Kapolda Jabar Irjen Pol Rudi Setiawan menempatkan perlindungan petani dari jeratan tengkulak sebagai salah satu fokus utama dalam penguatan sektor pangan. Karena itu, sistem closed loop dipakai agar bantuan, permodalan, dan penyerapan hasil panen bergerak dalam rantai yang lebih terukur dan tidak mudah bocor dari kebutuhan produksi.
Modal diarahkan langsung ke produksi
Dalam skema ini, petani binaan tidak lagi menerima modal kerja dalam bentuk uang tunai. Bantuan dialihkan menjadi barang yang langsung dipakai untuk produksi, seperti bibit, alat, pupuk, hingga dukungan sampai masa panen.
Rudi menjelaskan pola itu dipilih agar dana tepat sasaran dan benar-benar digunakan untuk kebutuhan produksi. Dengan cara tersebut, petani diharapkan tidak terseret pada pembiayaan yang justru membuka jalan menuju ketergantungan pada tengkulak.
Di sisi permodalan, perbankan yang tergabung dalam Himbara sudah menyalurkan Kredit Usaha Rakyat atau KUR hingga Rp 23,7 miliar kepada kelompok tani binaan Polda Jabar. Selain itu, Primkopol juga memberikan pinjaman modal antara Rp 10 juta hingga Rp 30 juta per petani.
Jalur jual hasil panen dibuat lebih aman
Penguatan sistem ini tidak berhenti di tahap penanaman.

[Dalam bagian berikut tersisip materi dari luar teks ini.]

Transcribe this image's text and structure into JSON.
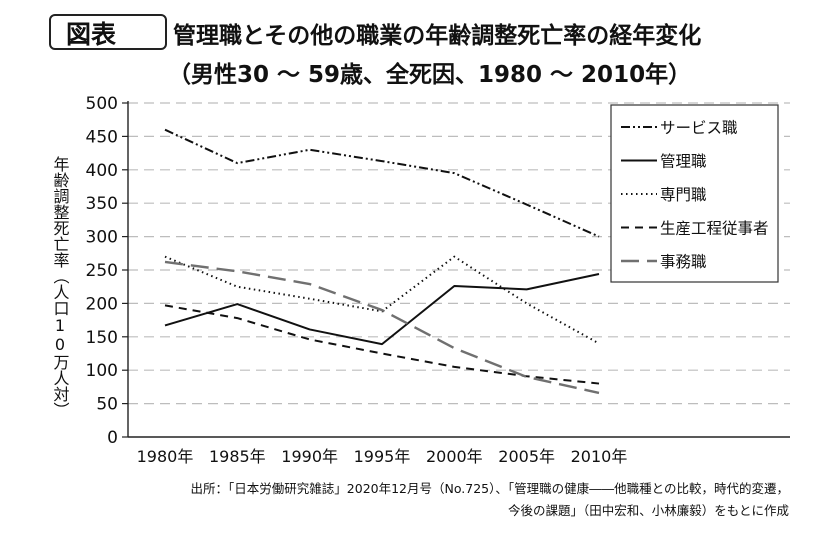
{
  "header": {
    "badge": "図表",
    "title_line1": "管理職とその他の職業の年齢調整死亡率の経年変化",
    "title_line2": "（男性30 ～ 59歳、全死因、1980 ～ 2010年）"
  },
  "source": {
    "line1": "出所：「日本労働研究雑誌」2020年12月号（No.725）、「管理職の健康――他職種との比較，時代的変遷，",
    "line2": "今後の課題」（田中宏和、小林廉毅）をもとに作成"
  },
  "chart_data": {
    "type": "line",
    "title": "管理職とその他の職業の年齢調整死亡率の経年変化",
    "subtitle": "（男性30 ～ 59歳、全死因、1980 ～ 2010年）",
    "ylabel": "年齢調整死亡率（人口10万人対）",
    "categories": [
      "1980年",
      "1985年",
      "1990年",
      "1995年",
      "2000年",
      "2005年",
      "2010年"
    ],
    "ylim": [
      0,
      500
    ],
    "yticks": [
      0,
      50,
      100,
      150,
      200,
      250,
      300,
      350,
      400,
      450,
      500
    ],
    "grid": "horizontal-dashed",
    "legend_position": "top-right",
    "series": [
      {
        "name": "サービス職",
        "values": [
          460,
          410,
          430,
          413,
          395,
          348,
          300
        ],
        "color": "#111111",
        "dash": "9,3,2,3,2,3"
      },
      {
        "name": "管理職",
        "values": [
          167,
          199,
          161,
          139,
          226,
          221,
          244
        ],
        "color": "#111111",
        "dash": ""
      },
      {
        "name": "専門職",
        "values": [
          270,
          225,
          207,
          188,
          270,
          200,
          140
        ],
        "color": "#111111",
        "dash": "1.5,3.5"
      },
      {
        "name": "生産工程従事者",
        "values": [
          197,
          178,
          146,
          125,
          105,
          91,
          80
        ],
        "color": "#111111",
        "dash": "8,6"
      },
      {
        "name": "事務職",
        "values": [
          262,
          248,
          229,
          190,
          133,
          90,
          66
        ],
        "color": "#707070",
        "dash": "18,8"
      }
    ]
  }
}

Polda Jabar juga menata sisi hilir agar hasil panen petani memiliki kepastian pembeli dan harga yang lebih aman di tingkat petani.

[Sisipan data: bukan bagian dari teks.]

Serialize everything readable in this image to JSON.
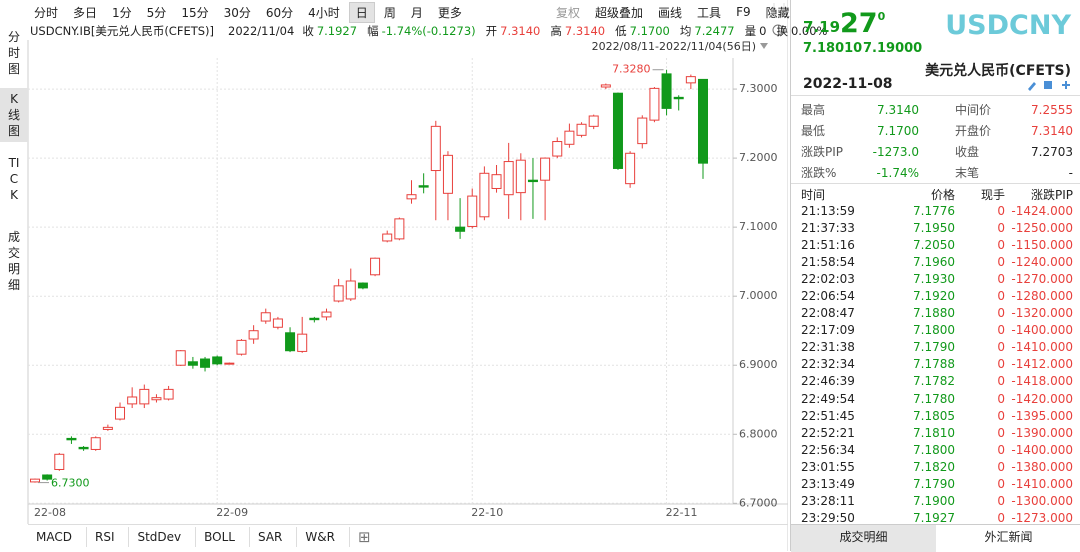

Perum Bulog dilibatkan untuk menyerap hasil panen kelompok tani, sementara Polri juga bekerja sama dengan sektor swasta. Sejumlah penyedia makanan ternak ikut membeli hasil panen petani, sehingga jalur penjualan tidak bergantung pada satu pihak saja.

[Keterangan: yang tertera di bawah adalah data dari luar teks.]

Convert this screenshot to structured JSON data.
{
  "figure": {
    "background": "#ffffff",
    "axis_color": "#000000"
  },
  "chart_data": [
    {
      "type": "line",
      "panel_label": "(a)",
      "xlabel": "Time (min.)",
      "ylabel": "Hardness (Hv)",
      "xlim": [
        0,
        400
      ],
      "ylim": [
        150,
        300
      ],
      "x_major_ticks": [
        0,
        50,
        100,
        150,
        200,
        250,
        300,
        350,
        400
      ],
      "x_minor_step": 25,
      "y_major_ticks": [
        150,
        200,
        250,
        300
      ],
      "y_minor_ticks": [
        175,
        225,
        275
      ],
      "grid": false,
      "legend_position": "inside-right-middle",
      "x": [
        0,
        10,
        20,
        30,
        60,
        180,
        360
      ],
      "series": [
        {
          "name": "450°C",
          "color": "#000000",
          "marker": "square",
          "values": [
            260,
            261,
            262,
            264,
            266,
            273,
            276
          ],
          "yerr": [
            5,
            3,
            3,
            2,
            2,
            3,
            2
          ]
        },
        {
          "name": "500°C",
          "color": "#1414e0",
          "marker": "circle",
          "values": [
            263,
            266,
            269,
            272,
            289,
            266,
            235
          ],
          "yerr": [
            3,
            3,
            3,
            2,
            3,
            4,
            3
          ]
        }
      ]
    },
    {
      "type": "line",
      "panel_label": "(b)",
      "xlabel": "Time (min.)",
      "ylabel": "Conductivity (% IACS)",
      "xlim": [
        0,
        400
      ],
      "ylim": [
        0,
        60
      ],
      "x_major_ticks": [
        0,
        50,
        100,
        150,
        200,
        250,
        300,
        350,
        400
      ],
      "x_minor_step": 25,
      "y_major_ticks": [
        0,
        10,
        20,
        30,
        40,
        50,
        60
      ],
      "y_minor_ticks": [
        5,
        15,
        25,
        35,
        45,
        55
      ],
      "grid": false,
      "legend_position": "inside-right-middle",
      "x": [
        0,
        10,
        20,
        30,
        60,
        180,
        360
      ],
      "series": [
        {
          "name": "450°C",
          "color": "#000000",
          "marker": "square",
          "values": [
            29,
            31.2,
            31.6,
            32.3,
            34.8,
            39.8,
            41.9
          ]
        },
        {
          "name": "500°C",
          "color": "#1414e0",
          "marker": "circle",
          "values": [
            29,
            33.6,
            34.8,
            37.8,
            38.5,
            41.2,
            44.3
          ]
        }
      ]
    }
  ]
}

Kepala Perum Bulog Divre Jawa Barat menyampaikan bahwa penyerapan komoditas jagung pada kuartal ini meningkat signifikan dibandingkan periode yang sama tahun lalu. Bulog juga disebut telah mendistribusikan dan mengamankan cadangan hingga 7.000 ton jagung.
Lahan tanam ikut diperluas
Dukungan terhadap program ini juga datang dari penyedia lahan. Rudi mengapresiasi peran Perum Perhutani dan PTPN dalam menyediakan lahan untuk memperkuat produksi pangan di Jawa Barat.
Saat ini, luas lahan yang sudah ditanami mencapai 12.500 hektare atau sekitar 41 persen dari total potensi lahan yang tersedia. Angka itu menunjukkan ruang pengembangan masih cukup besar bila sinergi antarlembaga terus berjalan.
Rudi menilai kerja sama Forkopimda Jawa Barat, Pemkab Indramayu, TNI, Kejaksaan, dan para petani penting untuk menjaga ketahanan pangan daerah. Sinergi tersebut juga diharapkan membuat Jawa Barat tetap berada dalam jalur swasembada pangan seperti yang dicita-citakan Presiden Prabowo Subianto.
Di tengah perhatian besar pada rantai pasok pangan, model closed loop memberi jalur yang lebih terukur dari produksi sampai penyerapan hasil panen. Bagi petani binaan, pola ini bukan hanya soal modal dan pembeli, tetapi juga soal menekan ruang gerak tengkulak di lapangan.